Le règlement de copropriété de l’immeuble sis [Adresse 1] stipule en tout état de cause que sont parties communes à chaque bâtiment :
— “Les murs et cloisons séparant les parties communes des parties privées (mais non les portes donnant accès à l’intérieur de chaque lot), les murs et cloisons séparant les lots ou supportant les planchers, mais non les enduits et revêtements à l’intérieur de chaque lot.”

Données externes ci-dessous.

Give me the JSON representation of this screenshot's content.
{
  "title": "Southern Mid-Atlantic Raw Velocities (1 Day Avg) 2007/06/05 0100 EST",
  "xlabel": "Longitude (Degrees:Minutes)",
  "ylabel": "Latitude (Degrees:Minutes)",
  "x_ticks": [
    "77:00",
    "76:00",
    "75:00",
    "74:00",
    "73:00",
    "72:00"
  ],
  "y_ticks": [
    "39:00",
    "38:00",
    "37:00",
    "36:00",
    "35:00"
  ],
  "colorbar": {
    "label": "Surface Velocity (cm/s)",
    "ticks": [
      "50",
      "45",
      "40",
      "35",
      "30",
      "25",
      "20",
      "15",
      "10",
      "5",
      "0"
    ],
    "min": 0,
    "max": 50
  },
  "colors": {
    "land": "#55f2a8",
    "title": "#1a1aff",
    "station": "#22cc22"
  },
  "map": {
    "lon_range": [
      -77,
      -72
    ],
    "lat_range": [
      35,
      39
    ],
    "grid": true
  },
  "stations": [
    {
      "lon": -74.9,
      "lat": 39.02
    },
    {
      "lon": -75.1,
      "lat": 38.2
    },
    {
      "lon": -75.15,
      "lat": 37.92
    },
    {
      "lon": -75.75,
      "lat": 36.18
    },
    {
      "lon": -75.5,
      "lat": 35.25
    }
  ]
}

— “ Les coffres, gaines, souches et têtes de cheminées, ainsi que leurs accessoires, les ventilations lorsqu’elles sont incorporées dans les murs ou adossées.”
Le syndicat des copropriétaires est par conséquent parfaitement recevable en sa demande de condamnation de M. [I] à prendre en charge les travaux de remise en état des caves dans leur configuration initiale.
Il est de même recevable en sa demande d’indemnisation de son préjudice immatériel, la question de savoir s’il peut revendiquer un préjudice distinct de celui des copropriétaires relevant du juge du fond.
Sur les autres demandes
Partie perdante, M. [R] [I] sera condamné aux dépens de l’incident, dont distraction au bénéfice de Maître Koudoyor.
Tenu aux dépens, il sera condamné à payer au syndicat des copropriétaires du [Adresse 1] [Localité 6] la somme de 800 euros en application de l’article 700 du code de procédure civile, et sera débouté de sa demande à ce titre.
PAR CES MOTIFS :
Statuant en audience publique, par ordonnance contradictoire et susceptible d’appel :
Déclarons M. [V] [W], Mme [X] [A]-[M], M. [E] [N], M. [Z] [C] et M. [H] [S] recevables en leur intervention volontaire.
Rejetons la fin de non recevoir soulevée par M. [R] [I] et déclarons le syndicat des copropriétaires du [Adresse 1] [Localité 6] recevable en ses demandes relatives au «dégagement des caves n°19 et 21 squattées », à la « reconstruction des 6 caves indiquées dans le rapport d’expertise comme «détruites par Monsieur [I] (maçonnerie-portes) » et au « préjudice immatériel »;
Condamnons M. [R] [I] aux dépens de l’incident.
Condamnons M. [R] [I] à payer au syndicat des copropriétaires du [Adresse 1] [Localité 6] la somme de 800 euros en application de l’article 700 du code de procédure civile, et le déboutons de sa demande à ce titre.
Renvoyons l’affaire à l’audience de mise en état du 04 mars 2025 pour:
— conclusions au fond de M. [I] avant le 31 janvier 2025
— réplique ensuite des demandeurs
— clôture et fixation des plaidoiries.